Why Diversity Should Matter to You
What do we mean when we talk about diversity in college?
The root word of diversity is from the Latin, "diversus" which means "various". Today we use it to describe a mixing together of people, traditions, cultures and ideas.
So, what are we striving for when we want to realize more diversity in college?
When most students seek diversity on campus, what they are seeking are opportunities to express themselves and find community with others who believe the same way, as well as opportunities to learn from those from different cultures and backgrounds.
The college years provide a one of a kind opportunity for students to have exposure to other backgrounds and cultures. Students should look for a university administration that is not only encouraging diversity institutionally, but also fostering a climate where students can exchange differing ideas and perspectives in positive and meaningful ways.
Get Some Knowledge on Diversity at American College of Education, Including how Similar This School is to Others in the U.S..
American College of Education Overall Diversity Unknown
Unfortunately, we were unable to find adequate data to rank American College of Education for overall diversity.
Ethnic Diversity Unknown
Ethnically-diverse colleges offer students the opportunity to study and collaborate with undergraduates from ethnic and racial groups that are different from their own.

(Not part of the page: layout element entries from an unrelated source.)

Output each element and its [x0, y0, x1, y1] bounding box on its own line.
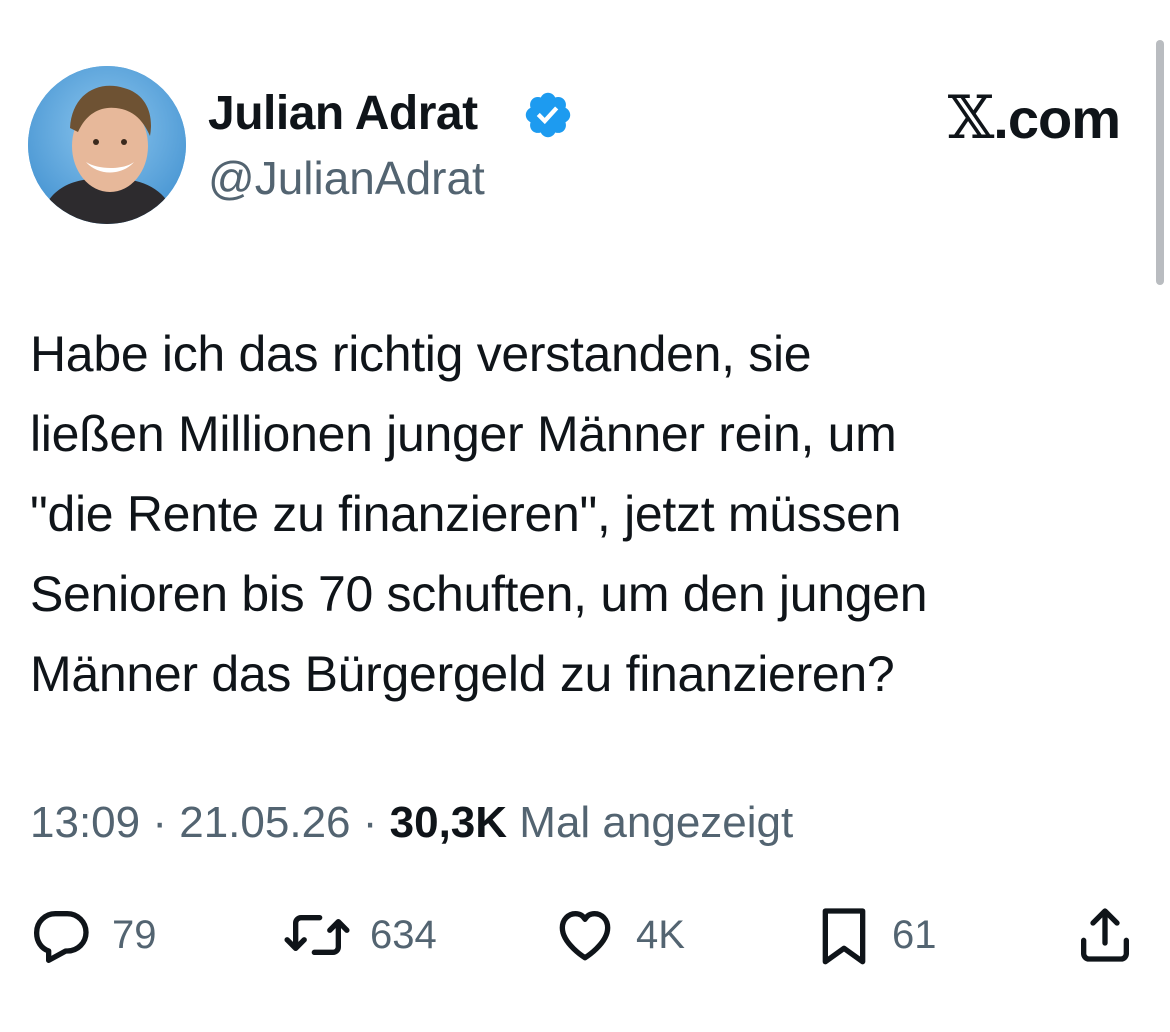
tweet-time[interactable]: 13:09 — [30, 798, 140, 847]
x-logo-icon: 𝕏 — [947, 83, 995, 153]
tweet-meta: 13:09 · 21.05.26 · 30,3K Mal angezeigt — [30, 795, 793, 851]
like-count: 4K — [636, 912, 685, 957]
tweet-text: Habe ich das richtig verstanden, sie lie… — [30, 326, 928, 702]
repost-icon — [284, 915, 350, 955]
verified-badge-icon — [525, 92, 571, 138]
author-handle[interactable]: @JulianAdrat — [208, 150, 485, 206]
reply-count: 79 — [112, 912, 157, 957]
meta-separator: · — [152, 798, 167, 847]
x-com-brand: 𝕏.com — [947, 83, 1121, 153]
share-icon — [1081, 908, 1129, 962]
bookmark-count: 61 — [892, 912, 937, 957]
avatar[interactable] — [28, 66, 186, 224]
repost-count: 634 — [370, 912, 437, 957]
bookmark-icon — [822, 908, 866, 965]
scrollbar[interactable] — [1156, 40, 1164, 285]
heart-icon — [559, 911, 611, 961]
reply-button[interactable]: 79 — [30, 900, 157, 970]
reply-icon — [34, 911, 89, 963]
avatar-photo — [28, 66, 186, 224]
views-label: Mal angezeigt — [519, 798, 794, 847]
bookmark-button[interactable]: 61 — [814, 900, 937, 970]
author-name[interactable]: Julian Adrat — [208, 84, 478, 144]
tweet-date[interactable]: 21.05.26 — [179, 798, 350, 847]
views-count: 30,3K — [389, 798, 508, 847]
tweet-card: Julian Adrat @JulianAdrat 𝕏.com Habe ich… — [0, 0, 1170, 1032]
action-bar: 79 634 4K 61 — [0, 900, 1170, 970]
repost-button[interactable]: 634 — [282, 900, 437, 970]
like-button[interactable]: 4K — [552, 900, 685, 970]
share-button[interactable] — [1072, 900, 1138, 970]
meta-separator: · — [362, 798, 378, 847]
brand-suffix: .com — [993, 87, 1121, 150]
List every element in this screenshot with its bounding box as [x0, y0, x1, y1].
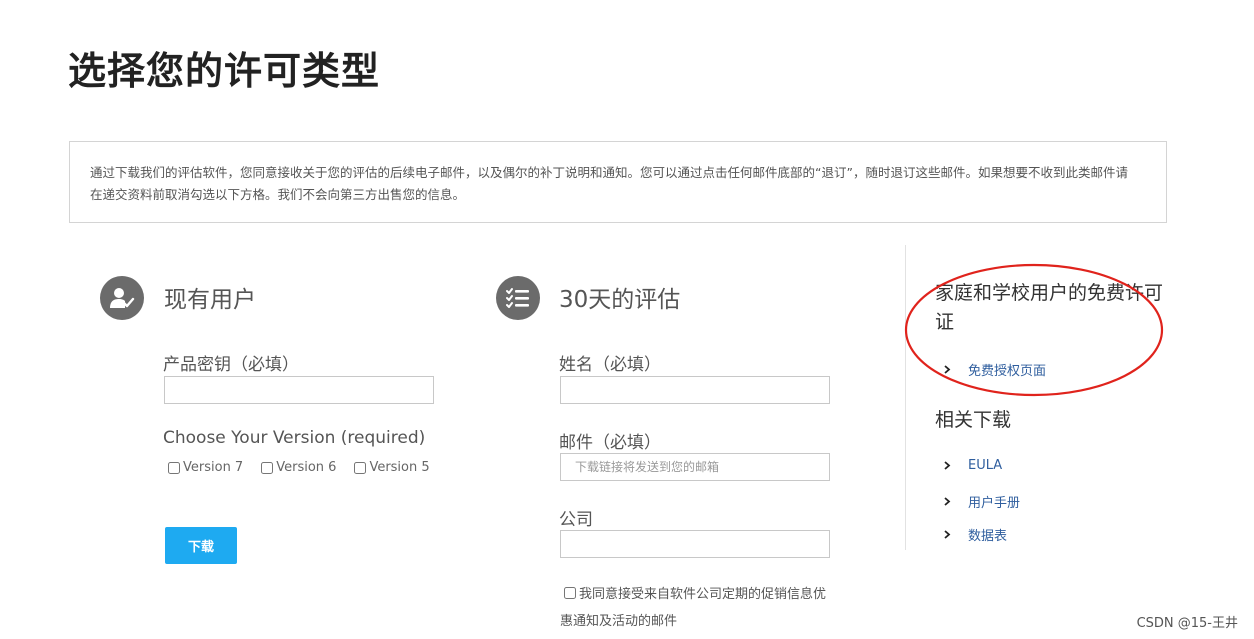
checklist-icon: [496, 276, 540, 320]
download-link-datasheet[interactable]: 数据表: [943, 525, 1007, 544]
download-button[interactable]: 下载: [165, 527, 237, 564]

Unfortunately, American College of Education did not provide sufficient diversity data, so we were unable to calculate a ranking.
Male to Female Diversity Unknown
Did you know that the average male to female ratio on college campuses is skewed towards women? There are currently about six females for every four males attending college. We've calculated this percentage for the majority of the colleges within our database, but unfortunately, we do not have enough data on American College of Education's male to female diversity to provide you with this info.
Geographic Diversity Unclear
Some college students prefer a school that mainly represents students from within their own state, while some are looking for schools that recruit and attract students from all over the United States and the globe. What type of school is right for you?
For most of the colleges within our database, we were able to report the geographic diversity by looking at where matriculated undergraduate students lived prior to getting admitted to college.
Sadly, we do not have the data to calculate American College of Education's geographic diversity rank.
The Amount of International Students at American College of Education
There is a mid sized group of about 90 international students at American College of Education representing at least -1 countries. Click on the American College of Education International Student Page for more information.
How Old is Everyone at This School?
Some college students prefer a campus filled with others who are a similar age to them, while some prefer a wide age range of students. Which is best for you?
Traditionally, students range in age from 18 to 21. However, this college appears to attract a majority of older students. At American College of Education, 0.2% of students are in the age 18 to 21 bracket, compared to the national average of 60%. We rank American College of Education #1,995 in the nation for student age diversity.
American College of Education Age Diversity Chart
Analyze the age range of American College of Education students with the following chart.
Questions About Diversity
- Is American College of Education attracting and supporting students from all income backgrounds?
Even a school with great racial, ethnic, and location diversity may not be diverse when it comes to the financial backgrounds of their students. To get a better idea of how American College of Education is supporting low-income students check the Financial Aid Page.
- Is Diversity Important to American College of Education?
Get in touch with the school to learn about what they are doing to improve diversity, and what student groups, associations and clubs are present that encourage diversified points of views on campus.